Para igualar neste filme os estrangeiros e os moradores, em estranha encarnação da teoria dos dois demônios, além de miopia estética e política seria necessária uma certa surdez, pois se ouve duas vezes em Bacurau a canção "Réquiem para Matraga" na voz de seu compositor, Geraldo Vandré. Ela foi escrita para o filme de Roberto Santos A Hora e a Vez de Augusto Matraga. Como o outro, ele foi realizado depois de um golpe:

Vim aqui só pra dizer
Ninguém há de me calar
Se alguém tem que morrer
Que seja pra melhorar

Ela fecha os dois filmes. Quem não entendeu, "não perde por esperar". Equívoco semelhante, em termos estéticos e políticos, seria supor que o filme propugna a tese de uma suposta essencialidade da violência do Brasil na ação dos moradores de Bacurau. Este erro significa não só igualar a violência dos opressores e a dos oprimidos, mas também equiparar a opressão do mercado e as ações de resistência.

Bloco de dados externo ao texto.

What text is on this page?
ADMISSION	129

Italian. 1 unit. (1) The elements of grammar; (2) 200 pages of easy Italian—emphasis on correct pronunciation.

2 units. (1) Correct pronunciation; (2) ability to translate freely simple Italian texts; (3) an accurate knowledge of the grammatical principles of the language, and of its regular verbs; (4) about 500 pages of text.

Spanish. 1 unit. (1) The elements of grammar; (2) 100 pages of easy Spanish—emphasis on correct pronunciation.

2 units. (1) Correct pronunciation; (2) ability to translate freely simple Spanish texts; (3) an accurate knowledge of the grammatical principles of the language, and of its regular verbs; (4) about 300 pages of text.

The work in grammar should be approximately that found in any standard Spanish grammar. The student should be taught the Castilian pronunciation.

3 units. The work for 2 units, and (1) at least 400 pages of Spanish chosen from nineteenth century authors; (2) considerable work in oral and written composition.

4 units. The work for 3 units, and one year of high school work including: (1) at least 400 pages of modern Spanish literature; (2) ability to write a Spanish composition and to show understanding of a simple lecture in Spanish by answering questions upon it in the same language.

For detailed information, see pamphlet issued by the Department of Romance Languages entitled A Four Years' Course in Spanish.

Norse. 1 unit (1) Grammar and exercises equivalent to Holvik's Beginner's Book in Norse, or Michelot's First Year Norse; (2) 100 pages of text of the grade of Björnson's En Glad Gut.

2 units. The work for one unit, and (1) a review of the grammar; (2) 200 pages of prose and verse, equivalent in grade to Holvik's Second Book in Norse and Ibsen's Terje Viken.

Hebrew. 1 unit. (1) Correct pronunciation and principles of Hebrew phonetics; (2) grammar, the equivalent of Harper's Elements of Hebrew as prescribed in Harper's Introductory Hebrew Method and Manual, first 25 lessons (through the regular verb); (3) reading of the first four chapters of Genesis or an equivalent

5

O filme é sutil demais para cometer essa falsa simetria.
No final, os moradores tiram fotos das cabeças cortadas. Acácio, incomodado, pergunta a Teresa se ela não achava que se tinha exagerado; ironicamente, ela, a enfermeira, responde ao assassino profissional que... "não". Quando Bacurau (e o Brasil, quem sabe) livrar-se do sistema que o oprime, as armas poderão voltar a serem simplesmente expostas, pelo menos até a próxima necessidade. No exato momento, a opressão ainda não é um assunto de museu, disso não devemos esquecer.